The relationship between two marginal party leaders Liz Gunn and Sue Grey seems to have fractured as they face off in a West Coast-Tasman electorate turf war, according to a report.
Grey is the co-leader of the Outdoors and Freedom Party and Gunn is the leader of the NZ Loyal Party.
Many know the two women as anti-vaccination activists who worked together last year in the controversial 'Baby W' case, where they defended the couple of the infant.
The parents had refused life-saving treatment for their four-month-old child if the doctors couldn't guarantee the blood transfusions wouldn't be from people who might have had the Pfizer COVID-19 vaccine.
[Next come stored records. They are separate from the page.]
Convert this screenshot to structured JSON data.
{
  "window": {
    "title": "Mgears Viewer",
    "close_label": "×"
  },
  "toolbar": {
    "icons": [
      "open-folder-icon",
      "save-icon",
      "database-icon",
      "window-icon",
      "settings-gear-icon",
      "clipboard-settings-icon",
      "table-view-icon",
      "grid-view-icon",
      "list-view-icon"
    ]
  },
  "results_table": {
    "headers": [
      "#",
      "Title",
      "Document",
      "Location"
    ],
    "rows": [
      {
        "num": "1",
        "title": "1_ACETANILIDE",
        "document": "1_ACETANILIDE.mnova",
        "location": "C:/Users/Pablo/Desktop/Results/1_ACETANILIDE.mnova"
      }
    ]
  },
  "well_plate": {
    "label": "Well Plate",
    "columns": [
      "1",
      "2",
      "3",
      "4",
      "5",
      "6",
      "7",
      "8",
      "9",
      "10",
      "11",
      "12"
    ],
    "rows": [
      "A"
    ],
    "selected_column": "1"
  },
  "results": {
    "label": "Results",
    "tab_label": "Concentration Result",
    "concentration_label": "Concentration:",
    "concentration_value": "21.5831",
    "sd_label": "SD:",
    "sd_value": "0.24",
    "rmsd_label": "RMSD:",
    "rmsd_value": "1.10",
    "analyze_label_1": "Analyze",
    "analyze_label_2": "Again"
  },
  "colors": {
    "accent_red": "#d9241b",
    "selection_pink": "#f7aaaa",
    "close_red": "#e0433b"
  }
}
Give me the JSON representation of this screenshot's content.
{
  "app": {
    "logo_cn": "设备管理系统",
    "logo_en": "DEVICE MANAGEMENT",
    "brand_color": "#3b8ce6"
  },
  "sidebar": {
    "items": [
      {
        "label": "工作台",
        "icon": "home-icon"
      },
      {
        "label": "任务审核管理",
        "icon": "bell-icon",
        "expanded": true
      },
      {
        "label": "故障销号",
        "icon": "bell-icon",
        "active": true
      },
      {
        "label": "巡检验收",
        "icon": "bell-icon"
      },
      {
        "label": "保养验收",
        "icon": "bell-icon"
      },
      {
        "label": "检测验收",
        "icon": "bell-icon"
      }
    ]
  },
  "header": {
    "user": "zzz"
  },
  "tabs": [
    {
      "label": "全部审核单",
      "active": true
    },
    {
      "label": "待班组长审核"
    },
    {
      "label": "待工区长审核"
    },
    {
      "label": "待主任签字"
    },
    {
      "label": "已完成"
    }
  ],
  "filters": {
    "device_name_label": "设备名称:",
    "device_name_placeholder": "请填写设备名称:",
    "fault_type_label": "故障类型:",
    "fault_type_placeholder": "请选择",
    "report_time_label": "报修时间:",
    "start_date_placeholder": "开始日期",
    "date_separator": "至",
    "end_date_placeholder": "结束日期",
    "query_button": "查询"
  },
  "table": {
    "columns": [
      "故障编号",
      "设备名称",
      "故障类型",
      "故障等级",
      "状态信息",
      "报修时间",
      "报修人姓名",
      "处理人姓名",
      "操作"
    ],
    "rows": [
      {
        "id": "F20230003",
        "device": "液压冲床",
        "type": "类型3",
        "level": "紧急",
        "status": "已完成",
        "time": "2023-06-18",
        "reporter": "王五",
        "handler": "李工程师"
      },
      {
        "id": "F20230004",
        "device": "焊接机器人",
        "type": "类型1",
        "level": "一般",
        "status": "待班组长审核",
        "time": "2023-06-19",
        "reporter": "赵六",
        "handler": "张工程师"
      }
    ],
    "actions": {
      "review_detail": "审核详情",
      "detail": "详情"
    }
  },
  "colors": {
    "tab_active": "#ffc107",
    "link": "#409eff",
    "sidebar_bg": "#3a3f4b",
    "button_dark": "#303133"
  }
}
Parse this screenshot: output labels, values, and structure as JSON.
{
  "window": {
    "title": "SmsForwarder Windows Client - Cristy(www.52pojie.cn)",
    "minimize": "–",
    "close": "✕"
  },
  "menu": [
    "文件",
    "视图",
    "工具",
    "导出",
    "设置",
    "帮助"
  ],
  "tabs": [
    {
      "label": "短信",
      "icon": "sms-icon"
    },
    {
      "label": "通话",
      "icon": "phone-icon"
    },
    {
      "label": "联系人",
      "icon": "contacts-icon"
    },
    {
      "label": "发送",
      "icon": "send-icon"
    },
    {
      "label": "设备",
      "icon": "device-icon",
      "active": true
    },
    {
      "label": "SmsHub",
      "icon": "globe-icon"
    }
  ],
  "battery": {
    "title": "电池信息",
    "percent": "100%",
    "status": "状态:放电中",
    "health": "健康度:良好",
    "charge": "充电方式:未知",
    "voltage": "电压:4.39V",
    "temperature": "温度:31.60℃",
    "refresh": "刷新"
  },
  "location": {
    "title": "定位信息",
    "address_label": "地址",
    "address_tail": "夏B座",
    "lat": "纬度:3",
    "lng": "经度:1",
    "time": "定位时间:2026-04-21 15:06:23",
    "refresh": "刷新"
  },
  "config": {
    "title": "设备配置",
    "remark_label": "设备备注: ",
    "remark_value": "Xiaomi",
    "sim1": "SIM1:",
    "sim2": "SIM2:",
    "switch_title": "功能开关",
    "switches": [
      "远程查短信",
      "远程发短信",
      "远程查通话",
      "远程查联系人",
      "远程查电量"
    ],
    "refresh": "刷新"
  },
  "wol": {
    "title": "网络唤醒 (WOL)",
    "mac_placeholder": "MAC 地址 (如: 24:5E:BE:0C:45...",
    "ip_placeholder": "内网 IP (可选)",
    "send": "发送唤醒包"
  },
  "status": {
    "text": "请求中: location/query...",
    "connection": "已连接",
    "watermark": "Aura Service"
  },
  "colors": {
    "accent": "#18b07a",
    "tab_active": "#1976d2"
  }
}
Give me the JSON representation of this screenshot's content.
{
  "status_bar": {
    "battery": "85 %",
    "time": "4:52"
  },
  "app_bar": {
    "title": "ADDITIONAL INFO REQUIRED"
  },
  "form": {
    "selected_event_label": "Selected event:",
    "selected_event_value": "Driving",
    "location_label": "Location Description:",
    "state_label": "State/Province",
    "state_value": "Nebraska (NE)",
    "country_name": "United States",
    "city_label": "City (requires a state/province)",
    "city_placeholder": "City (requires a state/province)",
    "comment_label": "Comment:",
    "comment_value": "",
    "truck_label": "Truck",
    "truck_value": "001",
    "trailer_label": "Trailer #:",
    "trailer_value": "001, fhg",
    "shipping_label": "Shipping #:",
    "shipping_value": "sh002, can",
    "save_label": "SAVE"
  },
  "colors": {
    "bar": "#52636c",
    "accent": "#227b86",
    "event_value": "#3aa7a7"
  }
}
Grey was the family's lawyer and Gunn was in support of the parents' decision.
The judge eventually ordered the baby should be turned to a doctor's care and go ahead with the open-heart surgery.
Since then, according to The Westport News, the relationship between Grey and Gunn appears to have started to fracture.
Grey had slammed Gunn after hearing she made hints and allegations about her at a meeting in Westport on Friday in front of about 60 people.
Gunn told the crowd she had "deeply trusted" Grey until Alan Simmons, the president of her Outdoors and Freedom Party, "completely, viciously attacked" her, The Westport News reported.
Speaking to the newspaper on Wednesday, Grey said she was shocked to hear Gunn had publicly bagged her.
"I did work very constructively with Liz during the 'Baby W' case and I went and supported her when she was facing charges by the police, [I] went to Auckland," she said.
She told The News she was also "extremely surprised and disappointed" when Gunn decided to stand a candidate against her.
Grey, who is Freedoms NZ's West Coast-Tasman candidate, described Gunn's motives as more "spiteful" than "public interest".
Freedoms NZ is a merger party between Grey's Outdoors and Freedom and Brian Tamaki's Vision NZ.
Gunn, a former broadcaster, was filmed at a meeting in Palmerston North recently asking her supporters to help her account for the 1.5-2 million votes she was expecting.
In the most recent Newshub-Reid Research poll, NZ Loyal had 1.4 percent, while Freedoms NZ didn't register above 1 percent.